Five benefits of taking your kids to a park
Outdoor activities play a vital role in your child’s mental, physical and social development. Unfortunately, the childhood of this generation is very different from the previous ones.
The time children spend indoors has increased. According to a surveyfrom the U.K.’s National Trust, most children spend only four hours a week outside. Their parents logged 8.2 hours of outdoor activity when they were young.
You can ensure the health of your child by taking them to a park on a regular basis. Make sure they spend a good part of the day away from gadgets or screens. You will observe positive changes in their health and personality.
Let’s have a look at some of those benefits.
- Physical activity improves health:
The best way to keep your children healthy is to encourage physical activity. A simple exercise like running has lifelong benefits. It makes them stronger and protects them from problems like childhood obesity. The splendid green space offers children more room to run around and burn some energy. Several studies have shown that kids are more active when they are outside. The more often you take your kids to a park, the more active they will be. This will help them become fitter, stronger, healthier and smarter.

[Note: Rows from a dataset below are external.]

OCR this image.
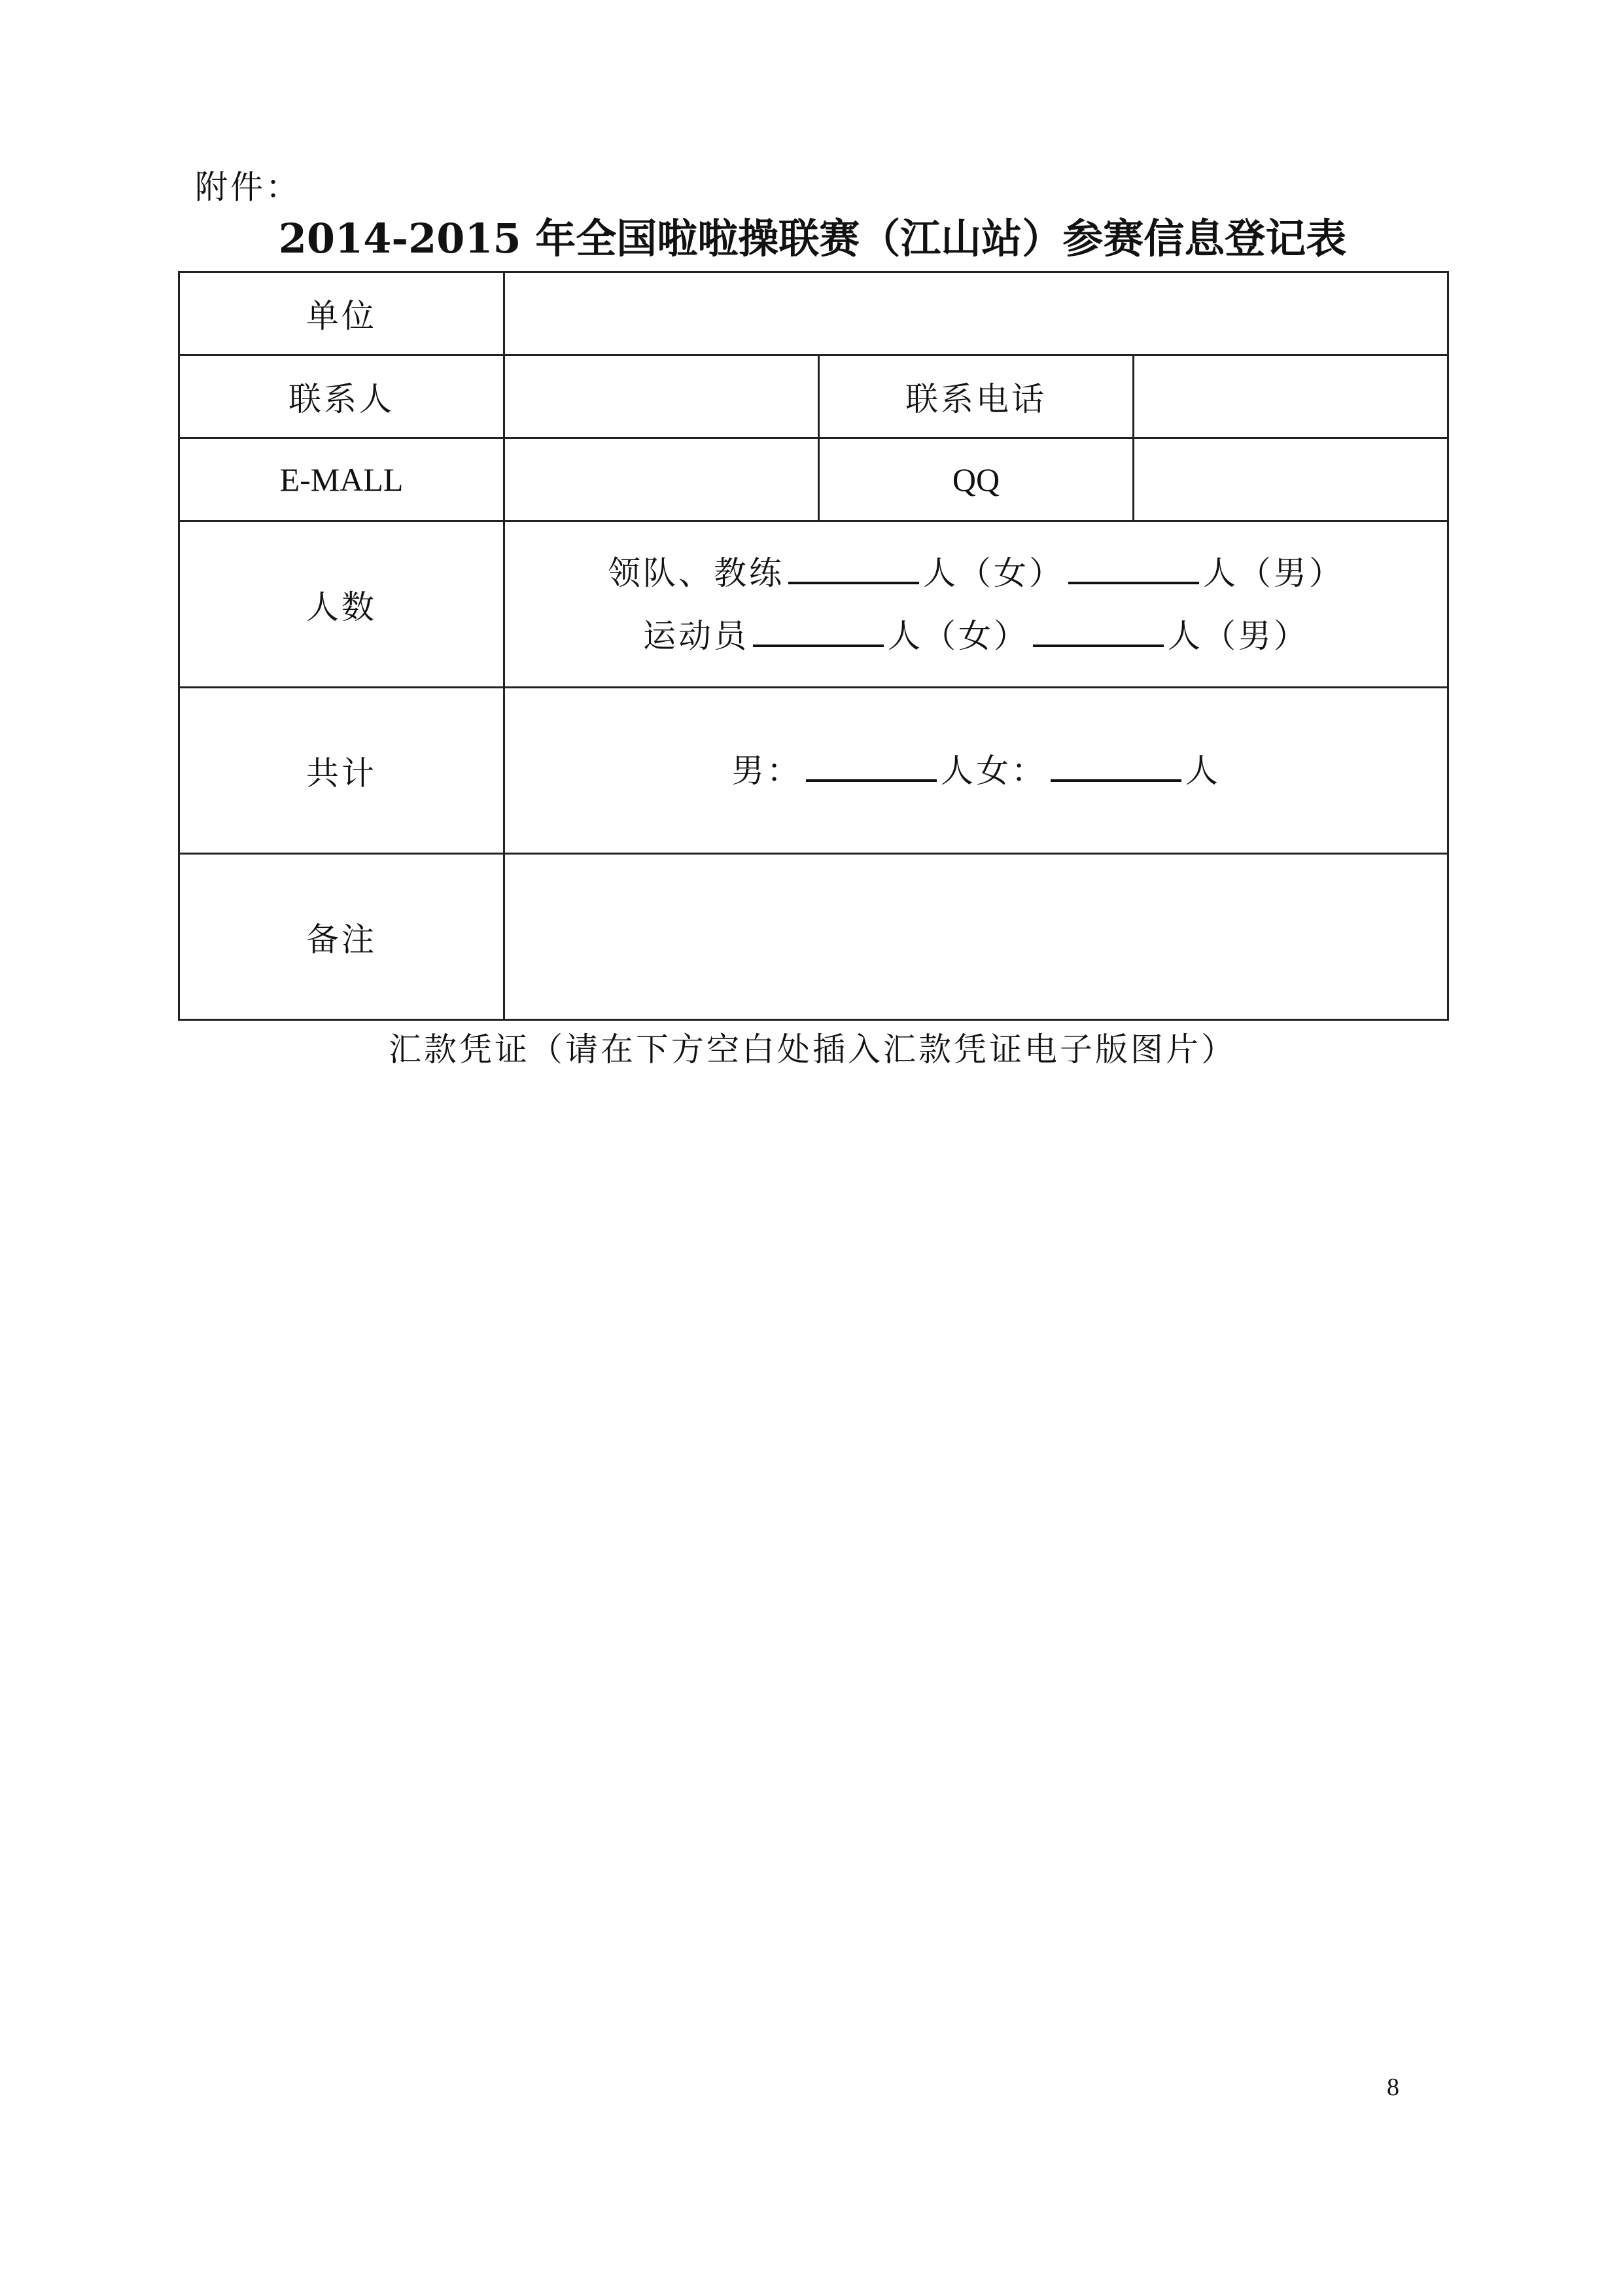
附件：
2014-2015 年全国啦啦操联赛（江山站）参赛信息登记表
单位			
联系人		联系电话	
E-MALL		QQ	
人数	领队、教练 人（女） 人（男）
运动员 人（女） 人（男）		

共计	男： 人女： 人		

备注			
汇款凭证（请在下方空白处插入汇款凭证电子版图片）
8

- Improved learning abilities:
Andrea Faber Taylor and Frances Kuo, doctoral candidates at the University of Illinois and other researchers conducted a studyin 2004 and found that children who spend more time outdoors display relatively less attention deficit symptoms.
According to M.D. Velarde, simply looking at the natural beauty has a positive impact on a person’s cognitive abilities. Taking your children to a park on a regular basis enhances their learning abilities. You can bring educational toys and equipment with you to help your children learn in a fun way. This will also help them realize that learning is not just confined in the classroom. It is an ongoing process.
- Improvement in mental health:
According to a recent studyfrom Aarhus University in Denmark, kids who spend the majority of their childhood around nature are at a lower risk of developing a range of psychiatric disorders as adults. Parks are also the best green spaces you can provide to your children for their psychological development.
Academic pressure makes your child more anxious. Outdoor games enable your child to challenge himself both physically and socially. He eventually learns to control his emotions on his own as a consequence of these pressures. Once he learns to regulate his emotions, he can prevent the development of depression and anxiety disorders.
- Absorption of vitamin D:
It’s important to expose your child to sunlight for the healthy development of bones. Having healthy bones is very important to live a healthy life. At the time of birth, the bones of babies are soft cartilage which later becomes hard. Calcium and phosphorus are two important mineral components that help in bone formation. In order to incorporate these two minerals into the bone, our body needs vitamin D.
The best natural source of vitamin D is sunlight. Therefore, it’s very important for your child to spend time playing outside for the proper development of bones. Taking your child to a park can suffice for his body’s vitamin D needs.
- Development of social skills:
According to Marti Erickson, PhD, a developmental psychologist and co-founder of the Children & Nature Network, parks are the best distraction from the hyper-stimulating world. They are the ideal places to let your child bond with you and socialize with other children.
Outdoor spaces like parks are less intimidating for children. They help them to come out of their shell and interact with other children. When your child takes part in outdoor activities and games with other children, he learns new social skills.
With the advent of technology, children’s exposure to electronic devices has increased preventing children from spending more time outside. Other factors that prevent children from spending time outdoors include scheduled activities, lack of safe neighborhoods, concerns about over-exposure to the sun, and academics occupying children’s play-time.
Let’s not forget that it’s not only the children who are spending more time indoors. Even the adults are finding it hard to take out some time and enjoy the beauty of the outdoors.
It’s best to spend at least one hour away from the work, screens, or normal hustle and bustle of life. It will help you and your children cope with the stress and fatigue that builds from a lack of physical activity.